Ah, how devilishly subtle is the epistemology of grammatical investigation, I muttered to myself the other day, as I read a story about Northern Ireland in my favorite serious news magazine. Prime ministers Tony Blair (UK) and Bertie Ahern (Eire) were due to turn up arm in arm to be present at an encouraging announcement of agreement (it was to prove illusory) between Unionists and Sinn Fein, said The Economist (October 25th, 2003, p.52, column 1): "Downing Street duly announced it, and up the prime ministers turned."
But of course, that's not grammatical. Sometimes you have to refuse to trust the evidence of your own eyes, and this is one such time.
Turn up is one of the fossilized prepositional verbs of English, like come across meaning "encounter". You can say Let me know about anything that you come across but not *Let me know about anything across which you come. The come across sequence has to be in that order and untampered with.

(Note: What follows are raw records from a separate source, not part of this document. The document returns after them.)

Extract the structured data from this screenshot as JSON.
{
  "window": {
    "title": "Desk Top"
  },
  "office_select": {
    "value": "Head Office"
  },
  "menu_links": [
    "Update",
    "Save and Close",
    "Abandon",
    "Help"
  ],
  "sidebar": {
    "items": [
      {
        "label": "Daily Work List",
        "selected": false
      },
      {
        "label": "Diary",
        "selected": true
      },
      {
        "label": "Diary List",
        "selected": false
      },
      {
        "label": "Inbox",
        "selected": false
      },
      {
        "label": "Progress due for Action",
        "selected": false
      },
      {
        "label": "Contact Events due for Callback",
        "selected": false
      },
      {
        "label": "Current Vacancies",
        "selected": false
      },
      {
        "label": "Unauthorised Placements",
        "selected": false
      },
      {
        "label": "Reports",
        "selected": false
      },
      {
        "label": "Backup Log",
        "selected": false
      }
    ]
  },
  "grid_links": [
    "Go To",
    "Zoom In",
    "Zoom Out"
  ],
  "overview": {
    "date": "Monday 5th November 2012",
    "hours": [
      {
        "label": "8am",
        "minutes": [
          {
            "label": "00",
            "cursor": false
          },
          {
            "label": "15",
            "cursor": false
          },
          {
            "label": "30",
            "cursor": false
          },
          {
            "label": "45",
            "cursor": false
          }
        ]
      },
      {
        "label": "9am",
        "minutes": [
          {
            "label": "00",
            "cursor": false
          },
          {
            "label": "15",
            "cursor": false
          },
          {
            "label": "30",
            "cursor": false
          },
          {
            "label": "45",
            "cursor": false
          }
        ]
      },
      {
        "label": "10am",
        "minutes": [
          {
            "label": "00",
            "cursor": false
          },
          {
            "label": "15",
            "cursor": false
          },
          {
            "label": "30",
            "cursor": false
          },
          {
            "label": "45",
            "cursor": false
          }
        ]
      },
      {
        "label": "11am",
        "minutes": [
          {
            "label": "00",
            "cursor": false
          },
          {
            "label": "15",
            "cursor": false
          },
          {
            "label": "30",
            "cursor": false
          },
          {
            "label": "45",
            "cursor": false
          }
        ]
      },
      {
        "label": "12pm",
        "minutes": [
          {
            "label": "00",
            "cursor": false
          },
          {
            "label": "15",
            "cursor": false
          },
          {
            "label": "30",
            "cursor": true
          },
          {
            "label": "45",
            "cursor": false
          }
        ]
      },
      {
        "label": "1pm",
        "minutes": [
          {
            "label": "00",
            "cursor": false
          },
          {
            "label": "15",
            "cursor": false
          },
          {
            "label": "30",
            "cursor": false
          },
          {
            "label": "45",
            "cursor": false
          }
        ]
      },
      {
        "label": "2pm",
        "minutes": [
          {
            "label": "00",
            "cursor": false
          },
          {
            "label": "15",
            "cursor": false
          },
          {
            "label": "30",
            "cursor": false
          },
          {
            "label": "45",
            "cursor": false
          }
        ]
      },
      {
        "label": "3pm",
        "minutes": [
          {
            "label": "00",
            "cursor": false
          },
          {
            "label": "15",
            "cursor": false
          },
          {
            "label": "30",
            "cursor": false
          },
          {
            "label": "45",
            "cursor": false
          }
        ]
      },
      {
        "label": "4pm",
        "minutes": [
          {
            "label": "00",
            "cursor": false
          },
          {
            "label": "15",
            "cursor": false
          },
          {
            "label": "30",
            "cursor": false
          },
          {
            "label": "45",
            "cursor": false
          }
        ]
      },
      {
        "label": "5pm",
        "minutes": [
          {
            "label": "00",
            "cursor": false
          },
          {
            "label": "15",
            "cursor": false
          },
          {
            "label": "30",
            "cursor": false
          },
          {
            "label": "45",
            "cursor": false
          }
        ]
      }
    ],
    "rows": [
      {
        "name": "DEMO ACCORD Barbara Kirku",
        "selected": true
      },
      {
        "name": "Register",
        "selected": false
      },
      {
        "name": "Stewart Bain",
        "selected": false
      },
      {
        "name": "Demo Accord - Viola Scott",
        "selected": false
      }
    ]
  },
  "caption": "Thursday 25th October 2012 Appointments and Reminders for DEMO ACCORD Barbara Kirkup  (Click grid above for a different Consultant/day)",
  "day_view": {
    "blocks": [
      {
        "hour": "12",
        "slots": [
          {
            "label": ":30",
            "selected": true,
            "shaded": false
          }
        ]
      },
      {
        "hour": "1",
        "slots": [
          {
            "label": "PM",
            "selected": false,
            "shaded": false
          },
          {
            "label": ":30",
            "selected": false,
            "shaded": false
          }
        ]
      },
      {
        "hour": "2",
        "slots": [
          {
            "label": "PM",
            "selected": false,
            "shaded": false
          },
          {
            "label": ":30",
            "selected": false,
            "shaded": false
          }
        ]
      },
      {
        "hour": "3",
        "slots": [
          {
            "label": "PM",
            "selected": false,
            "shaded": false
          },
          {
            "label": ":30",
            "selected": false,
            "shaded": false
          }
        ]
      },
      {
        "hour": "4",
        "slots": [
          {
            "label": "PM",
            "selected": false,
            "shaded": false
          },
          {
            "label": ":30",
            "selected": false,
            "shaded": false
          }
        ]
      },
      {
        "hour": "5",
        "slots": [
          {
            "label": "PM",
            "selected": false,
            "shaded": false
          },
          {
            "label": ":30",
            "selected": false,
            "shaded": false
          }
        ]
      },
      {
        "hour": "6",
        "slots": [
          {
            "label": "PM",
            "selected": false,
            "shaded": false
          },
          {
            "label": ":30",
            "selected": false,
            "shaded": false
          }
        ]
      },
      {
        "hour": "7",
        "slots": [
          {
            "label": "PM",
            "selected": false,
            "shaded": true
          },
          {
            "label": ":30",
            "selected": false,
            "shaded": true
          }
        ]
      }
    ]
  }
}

So does turn up in the sense of "arrive". You can normally switch prepositions like up to the front and kick subjects to the end, as in Off the prime ministers went, or Up the monkey climbed; but *Up the prime ministers turned is not grammatical English.
Yet it's not an error, either.
I'm a firm advocate of the use of corpora of real live text for evaluating the correctness of proposed grammars, but this case shows how careful you have to be. The Economist's writer is being jocular. Fooling about with the language.
How do I know? All I can tell you is that after fifty uninterrupted years of paying close attention to the use of a language you know a thing or two. Trust me. Sometimes what you see isn't what you ought to get.
So what we have here is a case of a sentence that is not grammatical and not a careless slip, yet it occurs in print in a carefully edited (and indeed, error-free) article in a serious publication. The naive empiricist here is going to say that I am cutting the empirical bottom out of the discipline of linguistics if I posit such a thing. But they're wrong. Relying on a corpus as if it were handed down by God is corpus fetishism, not linguistic science. When you're a descriptive grammarian like me, sometimes you have to trust the corpus and modify your intuitive idea of what is grammatical, and sometimes you have to use your intuitive knowledge of the language to ward off false impressions the corpus might give you. It's not a straightforward matter. Science never is.